In this special, off-year election of a Member of Congress, it is good to remember how did we get the three candidates now on the ballot ?
Because John McHugh was going to resign to take his post as Secretary of the Army, events were set in motion that put three names on a ballot...names not really vetted or ratified by the people registered in the party they represent.
Democrat Bill Owens has never been involved in elected office and appeared suddenly to sweep away the field at a closed door meeting of Democratic Chairs held this summer in Blue Mountain Lake, a scenic but remote spot not known for its bevy of political analysts. After the meeting, Owens refused to talk to the only TV crew there from News 10 Now.
There was no announcement of candidacy...no meetings of local people and leaders..no organizng of a campaign...no opportunity for primary (thats the way the law is for a special).
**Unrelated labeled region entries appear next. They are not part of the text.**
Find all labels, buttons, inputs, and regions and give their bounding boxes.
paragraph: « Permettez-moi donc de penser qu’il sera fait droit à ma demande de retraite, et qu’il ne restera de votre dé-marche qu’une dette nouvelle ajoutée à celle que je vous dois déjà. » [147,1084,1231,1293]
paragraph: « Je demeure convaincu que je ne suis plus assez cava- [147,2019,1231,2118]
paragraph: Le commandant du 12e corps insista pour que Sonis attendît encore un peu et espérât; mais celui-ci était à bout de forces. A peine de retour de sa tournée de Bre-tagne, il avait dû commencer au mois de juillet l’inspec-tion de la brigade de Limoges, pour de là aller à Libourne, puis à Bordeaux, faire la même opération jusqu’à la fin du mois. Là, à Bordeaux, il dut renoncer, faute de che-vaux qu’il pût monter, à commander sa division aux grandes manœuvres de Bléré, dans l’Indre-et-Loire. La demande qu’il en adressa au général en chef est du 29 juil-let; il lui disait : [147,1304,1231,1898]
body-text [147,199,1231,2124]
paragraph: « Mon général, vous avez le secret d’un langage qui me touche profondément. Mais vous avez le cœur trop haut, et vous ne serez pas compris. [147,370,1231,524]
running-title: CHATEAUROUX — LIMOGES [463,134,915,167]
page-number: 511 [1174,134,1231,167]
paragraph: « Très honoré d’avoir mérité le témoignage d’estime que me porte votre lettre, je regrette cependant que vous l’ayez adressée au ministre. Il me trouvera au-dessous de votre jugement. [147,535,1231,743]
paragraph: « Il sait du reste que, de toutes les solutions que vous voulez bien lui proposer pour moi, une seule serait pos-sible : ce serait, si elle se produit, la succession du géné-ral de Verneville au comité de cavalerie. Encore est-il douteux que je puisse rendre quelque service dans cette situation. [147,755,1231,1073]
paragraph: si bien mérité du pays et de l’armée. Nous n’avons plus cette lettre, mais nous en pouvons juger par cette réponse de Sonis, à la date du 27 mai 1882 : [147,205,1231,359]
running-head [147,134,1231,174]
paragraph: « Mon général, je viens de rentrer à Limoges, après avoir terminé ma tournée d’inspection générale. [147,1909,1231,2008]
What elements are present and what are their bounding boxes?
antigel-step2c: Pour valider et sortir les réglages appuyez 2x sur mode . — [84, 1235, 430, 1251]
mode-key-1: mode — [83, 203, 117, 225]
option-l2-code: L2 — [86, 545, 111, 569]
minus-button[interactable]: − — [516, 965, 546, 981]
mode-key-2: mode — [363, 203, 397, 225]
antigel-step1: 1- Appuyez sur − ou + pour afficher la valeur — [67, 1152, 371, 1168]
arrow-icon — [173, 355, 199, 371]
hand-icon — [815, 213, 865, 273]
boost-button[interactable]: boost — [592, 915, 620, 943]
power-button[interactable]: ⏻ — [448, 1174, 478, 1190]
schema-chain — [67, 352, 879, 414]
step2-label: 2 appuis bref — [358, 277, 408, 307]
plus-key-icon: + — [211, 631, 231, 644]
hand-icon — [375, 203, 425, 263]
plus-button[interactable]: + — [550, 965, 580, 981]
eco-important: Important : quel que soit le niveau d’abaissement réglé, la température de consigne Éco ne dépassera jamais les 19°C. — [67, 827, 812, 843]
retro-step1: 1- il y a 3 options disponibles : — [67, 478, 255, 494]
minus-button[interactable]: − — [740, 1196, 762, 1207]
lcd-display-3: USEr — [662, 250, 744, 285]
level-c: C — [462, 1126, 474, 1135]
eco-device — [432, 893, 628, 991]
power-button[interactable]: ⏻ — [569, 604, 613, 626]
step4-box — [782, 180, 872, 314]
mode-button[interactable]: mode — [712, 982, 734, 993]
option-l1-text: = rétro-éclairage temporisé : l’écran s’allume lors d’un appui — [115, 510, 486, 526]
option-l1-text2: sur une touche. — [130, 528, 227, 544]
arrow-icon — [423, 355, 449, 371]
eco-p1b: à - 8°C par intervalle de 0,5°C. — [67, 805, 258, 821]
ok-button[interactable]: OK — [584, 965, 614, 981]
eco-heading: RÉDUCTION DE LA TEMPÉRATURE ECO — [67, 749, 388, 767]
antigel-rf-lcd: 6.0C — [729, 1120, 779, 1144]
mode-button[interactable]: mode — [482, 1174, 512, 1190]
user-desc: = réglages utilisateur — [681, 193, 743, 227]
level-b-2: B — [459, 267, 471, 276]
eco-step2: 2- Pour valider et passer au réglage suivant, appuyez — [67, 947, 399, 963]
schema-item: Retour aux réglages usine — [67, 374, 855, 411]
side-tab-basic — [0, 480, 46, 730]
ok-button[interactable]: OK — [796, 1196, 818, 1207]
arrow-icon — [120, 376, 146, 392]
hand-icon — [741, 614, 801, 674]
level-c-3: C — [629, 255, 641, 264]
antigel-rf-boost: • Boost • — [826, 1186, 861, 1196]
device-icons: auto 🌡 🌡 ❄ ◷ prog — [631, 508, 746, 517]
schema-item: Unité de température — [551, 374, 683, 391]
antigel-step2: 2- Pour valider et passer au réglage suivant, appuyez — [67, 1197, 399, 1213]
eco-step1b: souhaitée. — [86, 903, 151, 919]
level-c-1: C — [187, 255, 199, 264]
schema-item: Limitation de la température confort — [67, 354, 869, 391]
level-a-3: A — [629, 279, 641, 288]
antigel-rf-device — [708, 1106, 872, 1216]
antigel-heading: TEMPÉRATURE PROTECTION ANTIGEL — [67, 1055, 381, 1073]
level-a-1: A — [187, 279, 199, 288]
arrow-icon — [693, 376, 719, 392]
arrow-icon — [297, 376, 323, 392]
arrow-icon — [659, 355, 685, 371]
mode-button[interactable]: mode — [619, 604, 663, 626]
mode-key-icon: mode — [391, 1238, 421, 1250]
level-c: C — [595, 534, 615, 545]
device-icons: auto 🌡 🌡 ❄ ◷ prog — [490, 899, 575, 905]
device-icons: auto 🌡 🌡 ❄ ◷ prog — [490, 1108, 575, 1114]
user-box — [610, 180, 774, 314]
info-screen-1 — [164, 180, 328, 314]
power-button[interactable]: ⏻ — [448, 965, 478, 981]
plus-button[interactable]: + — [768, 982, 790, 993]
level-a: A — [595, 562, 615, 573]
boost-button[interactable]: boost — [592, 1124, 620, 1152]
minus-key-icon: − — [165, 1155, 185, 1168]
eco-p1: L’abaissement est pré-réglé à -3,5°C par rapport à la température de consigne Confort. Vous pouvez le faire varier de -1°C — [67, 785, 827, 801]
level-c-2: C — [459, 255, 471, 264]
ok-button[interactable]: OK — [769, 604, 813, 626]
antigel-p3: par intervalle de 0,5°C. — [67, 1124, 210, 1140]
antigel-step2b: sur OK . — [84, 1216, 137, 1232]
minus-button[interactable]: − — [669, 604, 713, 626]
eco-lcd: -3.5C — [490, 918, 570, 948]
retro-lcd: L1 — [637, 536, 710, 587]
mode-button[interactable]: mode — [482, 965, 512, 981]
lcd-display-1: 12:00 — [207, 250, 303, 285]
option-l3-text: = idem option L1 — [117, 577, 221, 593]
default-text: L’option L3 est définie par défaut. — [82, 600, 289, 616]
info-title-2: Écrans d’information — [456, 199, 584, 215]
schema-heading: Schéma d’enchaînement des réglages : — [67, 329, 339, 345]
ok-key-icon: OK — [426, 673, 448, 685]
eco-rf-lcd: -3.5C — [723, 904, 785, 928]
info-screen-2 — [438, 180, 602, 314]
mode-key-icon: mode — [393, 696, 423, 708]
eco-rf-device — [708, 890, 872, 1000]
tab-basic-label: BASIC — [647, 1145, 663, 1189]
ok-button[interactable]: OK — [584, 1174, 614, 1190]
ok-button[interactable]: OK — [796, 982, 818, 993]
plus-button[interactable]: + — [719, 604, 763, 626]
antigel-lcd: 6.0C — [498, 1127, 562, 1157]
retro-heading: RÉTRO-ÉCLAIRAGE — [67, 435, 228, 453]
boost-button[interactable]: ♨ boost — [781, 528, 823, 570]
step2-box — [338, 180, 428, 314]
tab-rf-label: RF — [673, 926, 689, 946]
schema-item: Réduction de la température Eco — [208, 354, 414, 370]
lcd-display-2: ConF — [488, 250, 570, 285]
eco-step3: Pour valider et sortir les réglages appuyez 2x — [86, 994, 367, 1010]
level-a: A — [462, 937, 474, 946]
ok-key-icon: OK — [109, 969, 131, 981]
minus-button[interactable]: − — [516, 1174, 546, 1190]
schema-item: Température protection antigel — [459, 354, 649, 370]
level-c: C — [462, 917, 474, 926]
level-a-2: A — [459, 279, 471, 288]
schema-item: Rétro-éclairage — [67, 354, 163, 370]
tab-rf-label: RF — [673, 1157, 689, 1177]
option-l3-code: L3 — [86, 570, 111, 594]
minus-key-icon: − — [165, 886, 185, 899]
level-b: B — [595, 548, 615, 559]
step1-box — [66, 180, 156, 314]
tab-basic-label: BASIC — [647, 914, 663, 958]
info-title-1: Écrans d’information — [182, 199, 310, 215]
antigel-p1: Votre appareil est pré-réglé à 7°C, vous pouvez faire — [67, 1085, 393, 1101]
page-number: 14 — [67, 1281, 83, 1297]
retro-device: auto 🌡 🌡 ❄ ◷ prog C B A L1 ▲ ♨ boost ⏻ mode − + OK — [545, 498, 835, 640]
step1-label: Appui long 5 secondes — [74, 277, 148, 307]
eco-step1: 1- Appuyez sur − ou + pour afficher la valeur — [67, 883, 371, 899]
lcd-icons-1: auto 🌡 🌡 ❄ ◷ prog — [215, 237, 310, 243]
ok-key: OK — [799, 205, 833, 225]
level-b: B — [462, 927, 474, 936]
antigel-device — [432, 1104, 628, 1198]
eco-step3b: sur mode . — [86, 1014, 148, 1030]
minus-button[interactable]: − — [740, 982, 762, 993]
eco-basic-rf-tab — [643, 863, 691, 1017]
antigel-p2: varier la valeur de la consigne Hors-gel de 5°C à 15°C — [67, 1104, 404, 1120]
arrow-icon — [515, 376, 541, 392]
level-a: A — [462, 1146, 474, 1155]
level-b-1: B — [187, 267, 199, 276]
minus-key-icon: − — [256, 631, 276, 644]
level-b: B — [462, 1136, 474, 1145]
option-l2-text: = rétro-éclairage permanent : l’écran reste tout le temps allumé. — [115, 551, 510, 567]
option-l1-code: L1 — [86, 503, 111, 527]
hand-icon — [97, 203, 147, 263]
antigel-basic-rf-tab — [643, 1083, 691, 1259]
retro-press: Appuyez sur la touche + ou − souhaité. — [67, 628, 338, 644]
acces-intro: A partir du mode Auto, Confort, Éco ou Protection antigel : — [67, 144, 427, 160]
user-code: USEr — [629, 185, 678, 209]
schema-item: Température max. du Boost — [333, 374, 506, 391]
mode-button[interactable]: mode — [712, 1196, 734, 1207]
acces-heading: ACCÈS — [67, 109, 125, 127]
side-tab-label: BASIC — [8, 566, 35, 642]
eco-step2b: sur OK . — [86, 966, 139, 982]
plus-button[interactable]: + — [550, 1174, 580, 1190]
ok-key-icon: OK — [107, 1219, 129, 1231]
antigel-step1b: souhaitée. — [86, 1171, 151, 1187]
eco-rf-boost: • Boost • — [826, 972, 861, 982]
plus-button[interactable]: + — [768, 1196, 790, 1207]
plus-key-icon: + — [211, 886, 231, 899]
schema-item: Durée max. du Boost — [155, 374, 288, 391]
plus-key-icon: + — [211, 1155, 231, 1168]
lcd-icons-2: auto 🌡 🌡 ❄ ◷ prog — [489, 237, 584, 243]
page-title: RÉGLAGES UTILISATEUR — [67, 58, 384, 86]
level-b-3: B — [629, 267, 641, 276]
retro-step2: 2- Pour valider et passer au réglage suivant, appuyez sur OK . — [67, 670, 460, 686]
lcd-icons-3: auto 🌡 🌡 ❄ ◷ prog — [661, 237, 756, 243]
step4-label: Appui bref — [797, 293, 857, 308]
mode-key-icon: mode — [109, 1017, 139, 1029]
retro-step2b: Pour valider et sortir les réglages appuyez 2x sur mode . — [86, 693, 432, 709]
How did 11 county chairs spontaneously ratify the choice of such an unknown?.
The only rationale explanation is word from on high (Whte House). Mr. Owens was the pick of the folks who engineered the vacancy and he was their pick to take the seat...the man they wanted to put their money behind.
On the Republican side, the candidate was better known for sure, but Diedre Scozzafava's designation again came without any kind of scrutiny or vetting that occurs when there is a primary. In her case the closed door meeting of county chairs came in Potsdam where weighted voting is used. Each chair casts a number of votes based on votes cast in a recent election.
I am told on the first ballot, three chairs from Jefferson, St. Lawrence and Clinton counties backed Scozzafava. That amounted to 48% of the vote. Challenger Matt Doheny had the bulk of the remainder with a favorite son candidate from Franklin County, Paul Maroun, preventing a majority for either.
On the third ballot, the impasse was broken by Lewis County, and she was the designee. One would think the two issues that have dogged her (too liberal, can't raise enough money) could have been sorted out in a primary. Instead, four people picked her.
Now, all of this was within the rules set. The issue is the legitimacy of the choices.
As for the minor parties, its even less inclusive.
Conservative nominee Doug Hoffman is the result of one man, Chairman Michael Long, saying "enough already" and refusing to cross endorse what he saw as an egregiously liberal GOP nominee. Long picked Mr. Hoffman and submitted the paperwork to put him on Line D.
The Independence Party State Chair Frank MacKay has the power over multi-county districts as well, and had planned to endorse Darrel Aubertine as part of a plan to remove the popular state senator from Albany so the GOP could win back the 48th District. When Aubertine bowed out, who got the nod was less consequential, and Ms. Scozzafava was named. Most of the counties in the 23rd have no chairs or active organizations. The move was run by Joe Baruth in Lewis and me in Jefferson, although I am not on the County Executive Committee. We both agreed it was a good choice, as we both knew her and she was local.
In the Working Families Party....much the same. One or two people in NYC control the line and the issuing of cross-endorsements. It is no surprise Bill Owens is the nominee as the party virtually always does Democrats, except for the now infamous endorsements of Ms. Scozzafava in her Assembly races. Those endorsements, while not noticed at the time, are a big part of what made Scozzafava toxic to Chairman Long.
Well, the point is not to suggest anyone has done anything wrong, or that any of these three are bad people.
Just remember, that when people talk of the party's candidate, they are not talking about a large number of like-thinking people hearing from and deciding on a candidate to represent them.
This is about a very closed and restrictive process where the choice you get is controlled by a very few.